Earley was hospitalized in critical condition and underwent six surgeries. Doctors amputated part of his leg and wired his jaw shut.
In early June, Earley left the ICU at Illinois Masonic Medical Center and began sitting up on his own. He’s continued to improve and has become more independent, his mother said. The other day he made brownies.
“You ask him how he’s doing and he’ll say, ‘I’m all right.’ And he still gives the thumbs up. He seems happier since the wires came out” of his mouth, Dobbs said.
Eating on his own now, Dobbs got her son one of his favorite foods for his first self-served meal in weeks: Wendy’s chili.
“He says he misses his little sister and wishes he could play with her more,” his mother said. “He doesn’t talk about the person who shot him at all. He seems to be the same. His manners have always been on point.”
Despite the attack, Earley says he wants to stay in Chicago. “Of course I’ve tried to change his mind,” said Dobbs, who is from Chicago and moved to Georgia, but has returned to take care of her son.

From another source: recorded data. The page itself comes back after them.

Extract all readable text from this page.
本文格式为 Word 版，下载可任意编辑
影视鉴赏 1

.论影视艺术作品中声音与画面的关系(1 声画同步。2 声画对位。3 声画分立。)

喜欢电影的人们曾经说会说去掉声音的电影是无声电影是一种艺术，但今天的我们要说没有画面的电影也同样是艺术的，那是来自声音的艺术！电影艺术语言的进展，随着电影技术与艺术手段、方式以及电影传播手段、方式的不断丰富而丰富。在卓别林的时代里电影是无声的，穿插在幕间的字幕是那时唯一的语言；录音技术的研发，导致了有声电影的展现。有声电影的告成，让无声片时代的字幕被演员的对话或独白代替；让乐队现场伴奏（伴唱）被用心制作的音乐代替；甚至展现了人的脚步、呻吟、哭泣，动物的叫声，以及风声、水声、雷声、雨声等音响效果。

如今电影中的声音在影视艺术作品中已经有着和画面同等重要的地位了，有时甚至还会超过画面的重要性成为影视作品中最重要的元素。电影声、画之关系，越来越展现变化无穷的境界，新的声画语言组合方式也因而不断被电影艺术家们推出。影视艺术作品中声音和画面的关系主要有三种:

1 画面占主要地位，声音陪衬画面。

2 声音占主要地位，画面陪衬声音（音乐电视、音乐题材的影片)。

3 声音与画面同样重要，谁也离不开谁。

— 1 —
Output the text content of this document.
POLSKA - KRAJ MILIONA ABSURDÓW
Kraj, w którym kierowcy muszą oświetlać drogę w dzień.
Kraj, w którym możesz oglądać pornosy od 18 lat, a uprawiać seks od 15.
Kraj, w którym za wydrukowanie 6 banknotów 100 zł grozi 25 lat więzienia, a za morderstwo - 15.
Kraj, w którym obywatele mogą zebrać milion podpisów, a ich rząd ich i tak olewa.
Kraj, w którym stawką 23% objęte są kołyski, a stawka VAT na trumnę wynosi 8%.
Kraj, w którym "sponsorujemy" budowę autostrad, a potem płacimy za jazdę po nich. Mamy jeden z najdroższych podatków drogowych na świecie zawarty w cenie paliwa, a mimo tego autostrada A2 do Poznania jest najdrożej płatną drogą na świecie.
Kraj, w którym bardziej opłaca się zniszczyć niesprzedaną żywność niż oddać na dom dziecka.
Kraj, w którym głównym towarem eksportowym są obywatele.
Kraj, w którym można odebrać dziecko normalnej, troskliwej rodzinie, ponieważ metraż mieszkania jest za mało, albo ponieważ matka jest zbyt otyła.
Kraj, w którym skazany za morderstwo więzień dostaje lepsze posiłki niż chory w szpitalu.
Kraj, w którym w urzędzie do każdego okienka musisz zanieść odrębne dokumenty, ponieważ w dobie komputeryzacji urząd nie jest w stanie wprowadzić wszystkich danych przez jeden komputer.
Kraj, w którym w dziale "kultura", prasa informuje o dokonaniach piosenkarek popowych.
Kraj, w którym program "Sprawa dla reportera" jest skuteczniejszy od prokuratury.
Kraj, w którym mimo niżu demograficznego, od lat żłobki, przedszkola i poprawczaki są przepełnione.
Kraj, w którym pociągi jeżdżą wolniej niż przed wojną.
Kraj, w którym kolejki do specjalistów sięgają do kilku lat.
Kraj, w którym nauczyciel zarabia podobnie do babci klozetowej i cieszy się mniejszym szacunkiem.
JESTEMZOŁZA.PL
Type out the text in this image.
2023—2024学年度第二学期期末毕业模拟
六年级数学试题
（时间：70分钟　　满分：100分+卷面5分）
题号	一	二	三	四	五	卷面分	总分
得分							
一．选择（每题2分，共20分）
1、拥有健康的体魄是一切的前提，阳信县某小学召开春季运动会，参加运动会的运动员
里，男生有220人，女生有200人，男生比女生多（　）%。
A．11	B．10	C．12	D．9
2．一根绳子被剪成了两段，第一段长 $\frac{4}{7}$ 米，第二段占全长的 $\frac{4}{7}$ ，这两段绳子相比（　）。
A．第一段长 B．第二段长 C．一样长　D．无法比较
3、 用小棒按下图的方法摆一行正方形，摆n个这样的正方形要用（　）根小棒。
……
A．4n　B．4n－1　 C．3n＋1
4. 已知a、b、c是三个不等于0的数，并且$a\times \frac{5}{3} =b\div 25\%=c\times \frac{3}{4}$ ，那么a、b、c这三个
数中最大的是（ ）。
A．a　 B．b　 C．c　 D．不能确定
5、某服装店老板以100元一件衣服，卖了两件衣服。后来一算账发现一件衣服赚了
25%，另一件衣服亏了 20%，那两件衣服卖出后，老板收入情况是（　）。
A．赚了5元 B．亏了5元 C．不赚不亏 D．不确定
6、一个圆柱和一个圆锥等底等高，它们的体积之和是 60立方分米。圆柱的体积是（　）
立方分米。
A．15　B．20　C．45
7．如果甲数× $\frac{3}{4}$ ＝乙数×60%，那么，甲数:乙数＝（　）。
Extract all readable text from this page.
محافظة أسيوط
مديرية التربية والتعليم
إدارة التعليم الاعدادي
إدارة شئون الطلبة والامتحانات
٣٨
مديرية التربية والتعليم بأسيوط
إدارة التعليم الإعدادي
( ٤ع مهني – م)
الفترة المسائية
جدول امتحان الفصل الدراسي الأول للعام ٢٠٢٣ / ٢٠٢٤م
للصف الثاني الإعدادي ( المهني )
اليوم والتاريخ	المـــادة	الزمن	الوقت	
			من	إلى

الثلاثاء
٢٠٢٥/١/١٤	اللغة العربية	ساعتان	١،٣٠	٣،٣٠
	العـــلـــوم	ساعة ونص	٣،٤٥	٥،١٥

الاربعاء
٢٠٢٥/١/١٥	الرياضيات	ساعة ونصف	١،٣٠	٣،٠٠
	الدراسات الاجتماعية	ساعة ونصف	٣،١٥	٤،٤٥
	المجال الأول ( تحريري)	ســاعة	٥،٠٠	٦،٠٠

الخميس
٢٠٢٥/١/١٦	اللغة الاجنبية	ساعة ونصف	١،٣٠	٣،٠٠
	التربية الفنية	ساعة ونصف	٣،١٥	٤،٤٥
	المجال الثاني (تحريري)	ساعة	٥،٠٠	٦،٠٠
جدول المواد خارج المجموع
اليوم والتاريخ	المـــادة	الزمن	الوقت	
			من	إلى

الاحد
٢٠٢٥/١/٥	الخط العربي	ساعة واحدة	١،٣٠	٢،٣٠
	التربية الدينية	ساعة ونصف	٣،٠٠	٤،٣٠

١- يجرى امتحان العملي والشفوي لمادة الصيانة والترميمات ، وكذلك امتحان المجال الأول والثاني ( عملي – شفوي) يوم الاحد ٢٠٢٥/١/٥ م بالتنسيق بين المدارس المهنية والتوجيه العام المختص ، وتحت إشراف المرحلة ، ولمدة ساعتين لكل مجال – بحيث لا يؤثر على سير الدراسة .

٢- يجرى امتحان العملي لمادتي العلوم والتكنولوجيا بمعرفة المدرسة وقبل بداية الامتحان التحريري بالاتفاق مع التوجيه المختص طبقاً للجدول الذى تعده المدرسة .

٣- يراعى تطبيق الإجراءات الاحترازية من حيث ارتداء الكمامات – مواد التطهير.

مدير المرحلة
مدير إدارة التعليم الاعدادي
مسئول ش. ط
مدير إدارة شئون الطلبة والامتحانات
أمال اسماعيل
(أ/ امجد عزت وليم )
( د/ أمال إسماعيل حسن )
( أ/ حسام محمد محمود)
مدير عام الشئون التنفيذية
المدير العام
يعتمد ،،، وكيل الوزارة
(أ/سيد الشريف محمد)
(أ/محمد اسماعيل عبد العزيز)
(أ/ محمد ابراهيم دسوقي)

“I feel like I can’t take my eyes off him. That’s something he wants to do, and it’s probably for the best so he can have the best care possible.”
Dobbs said she’s grateful her son is improving and wishes “everyone could have this outcome.”
“A lot of times there’s no good ending. That’s what’s going on in our city right now,” Dobbs said.
Dobbs has started an online fundraiser to pay for her son’s medical expenses.
“If other people are having a hard time because they lost someone to the same violence, I want to make sure we’re accessible to them because we know what they’re going through,” she said.